The intention of this project is to identify different market segments to later develop a marketing campaign strategy.
First steps, as usual, are cleaning and preparing the data. Here, we handle outliers and missing values is imprecindible. Later, Data Descriptive Statictics to obtain an overall understanding of the distribution of the features.
Next, before doing the Clustering, we need to define how many numbers of groups (or clusters) we want work with. Therefore, to obtain this number we analize the Elbow curve to find the optimal k. Here, we got k=4 meaning that we have 4 groups for our segmentation.
After this segmentation we export the data to visualize in Tableau the most relevant characteristic of each of the segments.
Check my results published here: https://public.tableau.com/profile/javiera.vines#!/vizhome/ClusteringAnalysis_15912894366620/Clustergralinfo
Insights:
- Clusters are grouped by RunRace-Participation and Gender.
- Age is not an attribute that differenciates Clusters, because centroids are very alike.
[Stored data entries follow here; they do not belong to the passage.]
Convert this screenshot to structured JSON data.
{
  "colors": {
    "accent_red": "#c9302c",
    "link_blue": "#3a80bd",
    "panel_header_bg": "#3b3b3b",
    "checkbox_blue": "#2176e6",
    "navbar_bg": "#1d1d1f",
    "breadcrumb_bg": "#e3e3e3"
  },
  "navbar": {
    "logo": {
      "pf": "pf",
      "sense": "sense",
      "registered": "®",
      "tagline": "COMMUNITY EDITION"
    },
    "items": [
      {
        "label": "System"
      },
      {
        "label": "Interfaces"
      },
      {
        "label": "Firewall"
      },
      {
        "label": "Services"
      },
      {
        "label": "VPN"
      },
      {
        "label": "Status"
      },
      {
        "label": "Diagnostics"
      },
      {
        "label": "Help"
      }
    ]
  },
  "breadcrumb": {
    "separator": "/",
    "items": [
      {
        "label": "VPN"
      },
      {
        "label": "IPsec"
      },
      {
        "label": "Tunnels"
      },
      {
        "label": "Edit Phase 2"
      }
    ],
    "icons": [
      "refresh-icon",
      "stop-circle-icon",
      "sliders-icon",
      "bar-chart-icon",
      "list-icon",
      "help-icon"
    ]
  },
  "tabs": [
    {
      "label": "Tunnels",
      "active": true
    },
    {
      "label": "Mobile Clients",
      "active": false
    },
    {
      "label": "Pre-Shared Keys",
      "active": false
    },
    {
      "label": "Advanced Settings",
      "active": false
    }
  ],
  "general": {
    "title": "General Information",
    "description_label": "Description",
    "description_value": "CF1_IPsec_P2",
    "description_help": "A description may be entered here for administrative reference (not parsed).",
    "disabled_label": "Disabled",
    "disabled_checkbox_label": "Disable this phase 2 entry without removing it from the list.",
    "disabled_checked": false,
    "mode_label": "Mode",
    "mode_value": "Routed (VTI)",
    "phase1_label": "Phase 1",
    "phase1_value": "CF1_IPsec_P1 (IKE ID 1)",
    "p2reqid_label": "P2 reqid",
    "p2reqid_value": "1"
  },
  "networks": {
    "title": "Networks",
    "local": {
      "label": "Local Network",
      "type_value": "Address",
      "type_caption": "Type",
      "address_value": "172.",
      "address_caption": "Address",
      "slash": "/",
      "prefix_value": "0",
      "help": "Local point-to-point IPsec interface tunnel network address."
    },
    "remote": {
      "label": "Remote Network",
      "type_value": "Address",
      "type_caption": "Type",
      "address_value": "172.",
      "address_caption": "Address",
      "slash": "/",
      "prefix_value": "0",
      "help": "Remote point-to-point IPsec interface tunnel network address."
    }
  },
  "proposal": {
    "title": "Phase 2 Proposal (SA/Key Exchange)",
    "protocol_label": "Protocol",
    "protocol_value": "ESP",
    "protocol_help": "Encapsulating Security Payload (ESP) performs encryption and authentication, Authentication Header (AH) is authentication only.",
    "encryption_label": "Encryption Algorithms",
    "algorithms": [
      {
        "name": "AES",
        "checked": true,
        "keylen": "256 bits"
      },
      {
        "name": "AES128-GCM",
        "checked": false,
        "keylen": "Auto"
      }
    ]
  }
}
- MoneySpend, Gender and RunRaces relationship show us that the proportion of Males and Females are very similar in all the categories, therefore we understand that a campaign by Gender can be strategic only to promote both segments differently but, benefits will mostly make a difference between the RunRaces.
- By doing a heatmap we analysed specifically the amount of MoneySpend in the brand vs Loyalty and the clusters. Here the recommendation is to work with the Loyalty segments 1 and 2 which means that people are very likely to purchase these products. We don’t recommend a campaign with the last 4 loyalty categories due to the small %MoneySpendinBrand.
- By analysing MoneySpend with the running habits such us: Running Distance and Frequency, we could observe that people who run between 2 and 3 times per week, in sum spend more money than the rest, because there is high volume of people in this category.